If physicians could predict which of their patients are more likely to develop serious diseases like breast cancer, type 2 diabetes and coronary artery disease, they could offer personalized preventive care that’s only minimally available today. Scientists at the Broad Institute of MIT and Harvard say they’ve developed a genomic screening tool that can predict the risk not only of those three diseases, but also of atrial fibrillation and inflammatory bowel disease.
“We’ve known for long time that there are people out there at high risk for disease based just on their overall genetic variation,” Sekar Kathiresan, director of the cardiovascular disease initiative at the Broad Institute, said in a statement. “From a public health perspective, we need to identify these higher-risk segments of the population so we can provide appropriate care.”

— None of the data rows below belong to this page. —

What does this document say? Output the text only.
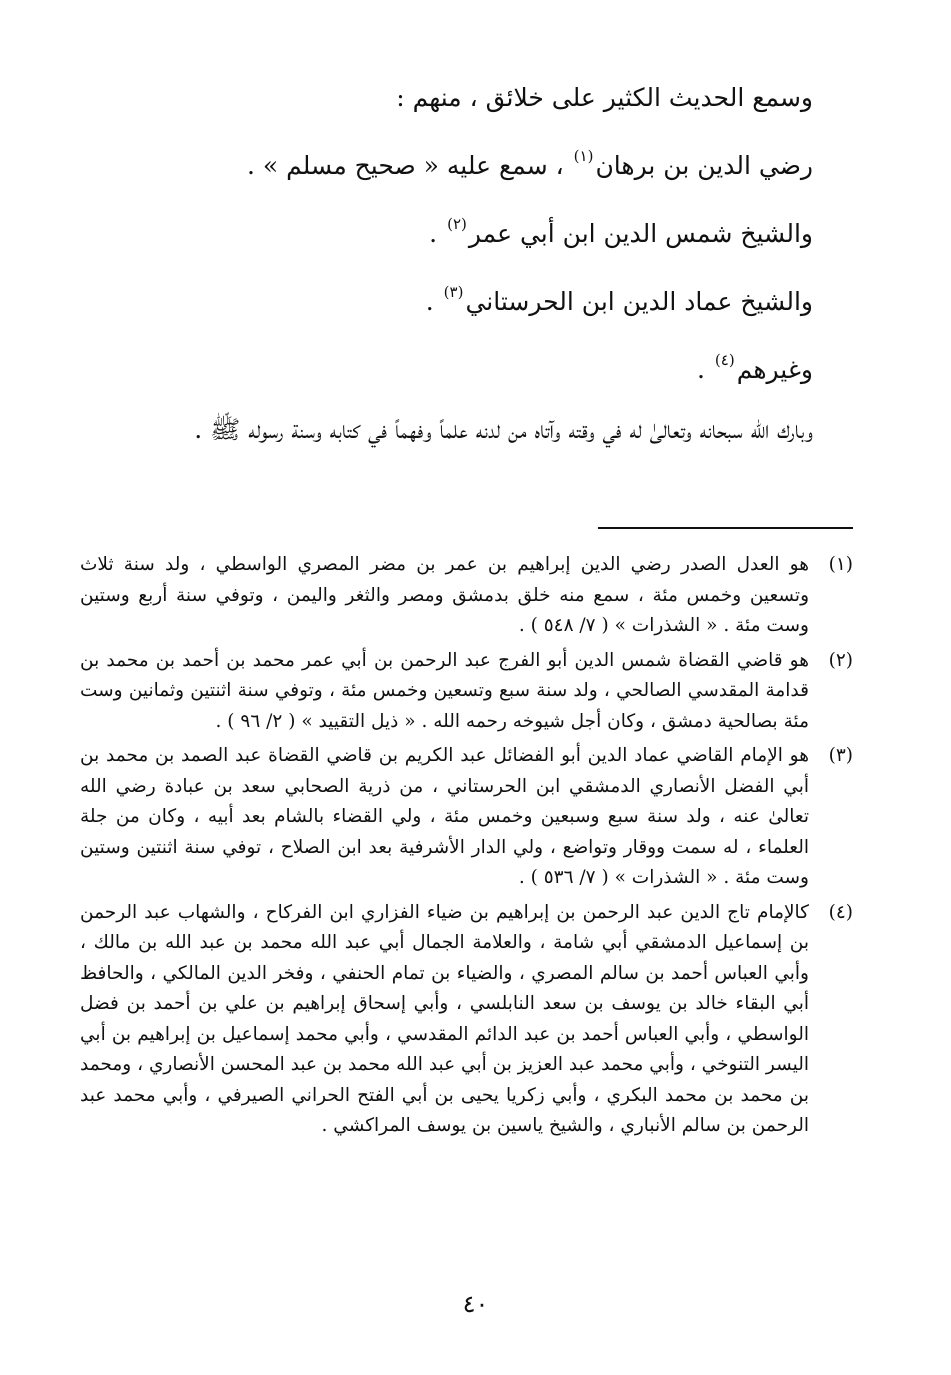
وسمع الحديث الكثير على خلائق ، منهم :

رضي الدين بن برهان$^{(١)}$ ، سمع عليه « صحيح مسلم » .

والشيخ شمس الدين ابن أبي عمر$^{(٢)}$ .

والشيخ عماد الدين ابن الحرستاني$^{(٣)}$ .

وغيرهم$^{(٤)}$ .

وبارك الله سبحانه وتعالىٰ له في وقته وآتاه من لدنه علماً وفهماً في كتابه وسنة رسوله ﷺ .

(١)
هو العدل الصدر رضي الدين إبراهيم بن عمر بن مضر المصري الواسطي ، ولد سنة ثلاث وتسعين وخمس مئة ، سمع منه خلق بدمشق ومصر والثغر واليمن ، وتوفي سنة أربع وستين وست مئة . « الشذرات » ( ٧/ ٥٤٨ ) .
(٢)
هو قاضي القضاة شمس الدين أبو الفرج عبد الرحمن بن أبي عمر محمد بن أحمد بن محمد بن قدامة المقدسي الصالحي ، ولد سنة سبع وتسعين وخمس مئة ، وتوفي سنة اثنتين وثمانين وست مئة بصالحية دمشق ، وكان أجل شيوخه رحمه الله . « ذيل التقييد » ( ٢/ ٩٦ ) .
(٣)
هو الإمام القاضي عماد الدين أبو الفضائل عبد الكريم بن قاضي القضاة عبد الصمد بن محمد بن أبي الفضل الأنصاري الدمشقي ابن الحرستاني ، من ذرية الصحابي سعد بن عبادة رضي الله تعالىٰ عنه ، ولد سنة سبع وسبعين وخمس مئة ، ولي القضاء بالشام بعد أبيه ، وكان من جلة العلماء ، له سمت ووقار وتواضع ، ولي الدار الأشرفية بعد ابن الصلاح ، توفي سنة اثنتين وستين وست مئة . « الشذرات » ( ٧/ ٥٣٦ ) .
(٤)
كالإمام تاج الدين عبد الرحمن بن إبراهيم بن ضياء الفزاري ابن الفركاح ، والشهاب عبد الرحمن بن إسماعيل الدمشقي أبي شامة ، والعلامة الجمال أبي عبد الله محمد بن عبد الله بن مالك ، وأبي العباس أحمد بن سالم المصري ، والضياء بن تمام الحنفي ، وفخر الدين المالكي ، والحافظ أبي البقاء خالد بن يوسف بن سعد النابلسي ، وأبي إسحاق إبراهيم بن علي بن أحمد بن فضل الواسطي ، وأبي العباس أحمد بن عبد الدائم المقدسي ، وأبي محمد إسماعيل بن إبراهيم بن أبي اليسر التنوخي ، وأبي محمد عبد العزيز بن أبي عبد الله محمد بن عبد المحسن الأنصاري ، ومحمد بن محمد بن محمد البكري ، وأبي زكريا يحيى بن أبي الفتح الحراني الصيرفي ، وأبي محمد عبد الرحمن بن سالم الأنباري ، والشيخ ياسين بن يوسف المراكشي .
٤٠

The Broad team worked with researchers at Massachusetts General Hospital (MGH), and Harvard Medical School to develop a method for scoring disease risk based on data previously generated about the five conditions and gene mutations that contribute to them. For each disease, they used an algorithm to combine all the contributing gene variants into a single risk score, according to the statement. Then they took genomic data from more than 400,000 people that are stored in the U.K. Biobank and used the algorithms to predict each person’s risk of developing those diseases.
The technique, called “polygenic risk scoring,” uncovered 8% of participants in the U.K. Biobank who were more than three times as likely to develop coronary artery disease as everyone else in the registry, according to the statement. It also found that 1.5% of people in the biobank had triple the risk of breast cancer. The research was published in Nature Genetics.
Co-author Amit Khera, an MGH cardiologist, noted that many of the people found to be facing an elevated risk of heart disease didn’t have any other warning signs, such as high cholesterol. “If they came into my clinical practice, I wouldn’t be able to pick them out as high risk with our standard metrics,” he said.
There are millions of gene variants that have been tied to serious illnesses, prompting efforts to match genetic abnormalities with disease risk—and to develop easy-to-use tools clinicians might someday employ in everyday practice. In June, a team led by the London-based Institute of Cancer Research, for example, announced it had identified 63 new gene mutations that raise the risk of prostate cancer, which the team believes can be combined with 100 previously identified variants to identify men who are six times more likely than the general population to develop the disease.
MGH’s Khera believes the ability to pinpoint patients facing the highest risk of developing serious diseases will help physicians target screening programs for early detection and treatments more effectively. But first, the polygenic risk scores for the five conditions in the Broad-led study would need to be optimized to include more ethnic groups, because the polygenic risk scores were developed based largely on people of European ancestry, the researchers say.
Still, the data generated from the U.K. biobank suggest that millions more people around the world face a high chance of developing serious diseases—and they may not be aware of that risk. For example, they say, their data suggest that up to 25 million Americans face triple the normal risk of coronary artery disease.